Experience working with distributed data processing systems and big data technologies.
Solid understanding of SQL and experience working with relational and non-relational databases (e.g., PostgreSQL, MySQL, MongoDB).
Experience with cloud platforms such as AWS (e.g., S3, EMR), Azure, or Google Cloud Platform.
Familiarity with workflow orchestration tools and processes.
Strong experience with data modeling, ETL best practices, and handling large-scale data transformations.
Hands-on experience in optimizing and tuning PySpark jobs for better performance and cost efficiency.
Familiarity with version control systems such as Git.
Understanding of data governance, data quality, and data security principles.
Strong problem-solving and analytical skills, with the ability to troubleshoot and identify root causes of data issues.

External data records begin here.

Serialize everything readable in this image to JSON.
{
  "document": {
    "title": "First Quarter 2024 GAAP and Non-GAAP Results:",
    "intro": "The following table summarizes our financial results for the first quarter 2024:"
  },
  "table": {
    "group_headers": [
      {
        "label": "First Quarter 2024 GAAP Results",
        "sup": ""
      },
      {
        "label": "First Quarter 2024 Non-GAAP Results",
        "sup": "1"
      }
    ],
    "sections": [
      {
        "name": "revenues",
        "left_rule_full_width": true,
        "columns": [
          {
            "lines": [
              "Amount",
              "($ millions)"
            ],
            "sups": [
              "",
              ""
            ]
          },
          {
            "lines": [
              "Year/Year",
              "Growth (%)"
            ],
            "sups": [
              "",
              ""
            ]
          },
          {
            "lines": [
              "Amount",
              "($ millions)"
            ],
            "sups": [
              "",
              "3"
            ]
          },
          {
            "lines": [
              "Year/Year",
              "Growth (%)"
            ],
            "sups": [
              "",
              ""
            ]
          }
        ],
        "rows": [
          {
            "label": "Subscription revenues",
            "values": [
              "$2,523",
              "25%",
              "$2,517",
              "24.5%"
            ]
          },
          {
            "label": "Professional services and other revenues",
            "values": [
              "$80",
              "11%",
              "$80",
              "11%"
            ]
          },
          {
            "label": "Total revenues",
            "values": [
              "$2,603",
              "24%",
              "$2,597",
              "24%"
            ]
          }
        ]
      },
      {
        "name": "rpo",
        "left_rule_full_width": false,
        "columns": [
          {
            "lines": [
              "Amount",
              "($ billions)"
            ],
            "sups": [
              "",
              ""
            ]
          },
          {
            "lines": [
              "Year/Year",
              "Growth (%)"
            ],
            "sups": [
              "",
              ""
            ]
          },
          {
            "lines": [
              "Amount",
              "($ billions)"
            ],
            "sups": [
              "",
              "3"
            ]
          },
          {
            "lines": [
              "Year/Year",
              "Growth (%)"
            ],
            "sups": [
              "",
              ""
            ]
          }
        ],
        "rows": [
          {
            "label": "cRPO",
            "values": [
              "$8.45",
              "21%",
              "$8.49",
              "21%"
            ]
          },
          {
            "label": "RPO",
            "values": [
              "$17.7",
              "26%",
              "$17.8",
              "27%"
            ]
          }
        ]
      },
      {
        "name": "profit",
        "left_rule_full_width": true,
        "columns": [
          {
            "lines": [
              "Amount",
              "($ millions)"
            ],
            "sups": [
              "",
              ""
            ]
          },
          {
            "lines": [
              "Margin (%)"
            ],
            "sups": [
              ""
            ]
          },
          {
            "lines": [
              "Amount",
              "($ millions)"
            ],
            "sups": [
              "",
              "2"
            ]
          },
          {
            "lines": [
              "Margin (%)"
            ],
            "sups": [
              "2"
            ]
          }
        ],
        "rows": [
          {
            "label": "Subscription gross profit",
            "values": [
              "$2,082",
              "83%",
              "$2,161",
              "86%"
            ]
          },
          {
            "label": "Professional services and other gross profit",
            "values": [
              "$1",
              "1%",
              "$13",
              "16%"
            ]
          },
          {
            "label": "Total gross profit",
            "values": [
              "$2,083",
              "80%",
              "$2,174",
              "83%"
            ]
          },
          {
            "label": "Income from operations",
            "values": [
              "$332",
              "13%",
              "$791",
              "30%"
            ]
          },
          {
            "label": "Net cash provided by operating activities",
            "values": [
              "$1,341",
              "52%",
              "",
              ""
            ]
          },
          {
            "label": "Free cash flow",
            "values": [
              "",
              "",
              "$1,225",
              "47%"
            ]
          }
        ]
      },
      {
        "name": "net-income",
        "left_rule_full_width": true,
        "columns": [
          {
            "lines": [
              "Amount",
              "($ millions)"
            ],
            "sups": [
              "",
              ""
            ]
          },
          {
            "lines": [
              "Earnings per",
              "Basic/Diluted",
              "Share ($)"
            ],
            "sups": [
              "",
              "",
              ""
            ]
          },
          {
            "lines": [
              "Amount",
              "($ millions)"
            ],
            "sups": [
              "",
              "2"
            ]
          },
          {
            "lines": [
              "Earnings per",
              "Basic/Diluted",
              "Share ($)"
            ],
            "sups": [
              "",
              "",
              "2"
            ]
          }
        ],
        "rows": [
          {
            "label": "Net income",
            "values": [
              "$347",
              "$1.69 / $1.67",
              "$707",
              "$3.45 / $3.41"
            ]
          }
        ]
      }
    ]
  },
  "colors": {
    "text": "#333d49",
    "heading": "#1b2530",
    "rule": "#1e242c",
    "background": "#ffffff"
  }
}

Knowledge of Kafka, AWS Glue, Databricks, or other real-time and cloud data integration tools.
Understanding of data warehousing concepts and experience with data warehouse solutions such as Snowflake, Redshift, or BigQuery.
Strong interpersonal skills with the ability to communicate effectively with both technical and non-technical stakeholders.
Work Environment and Physical Demands:
This position involves sitting for extended periods of time.
Ability to lift 15+ pounds.
Ability to work on a computer screen for extended periods of time.
HouseWorks is an Equal Opportunity Employer. We do not discriminate against race, color, religion, sex (including pregnancy, gender identity, and sexual orientation), national origin, age, disability or genetic information.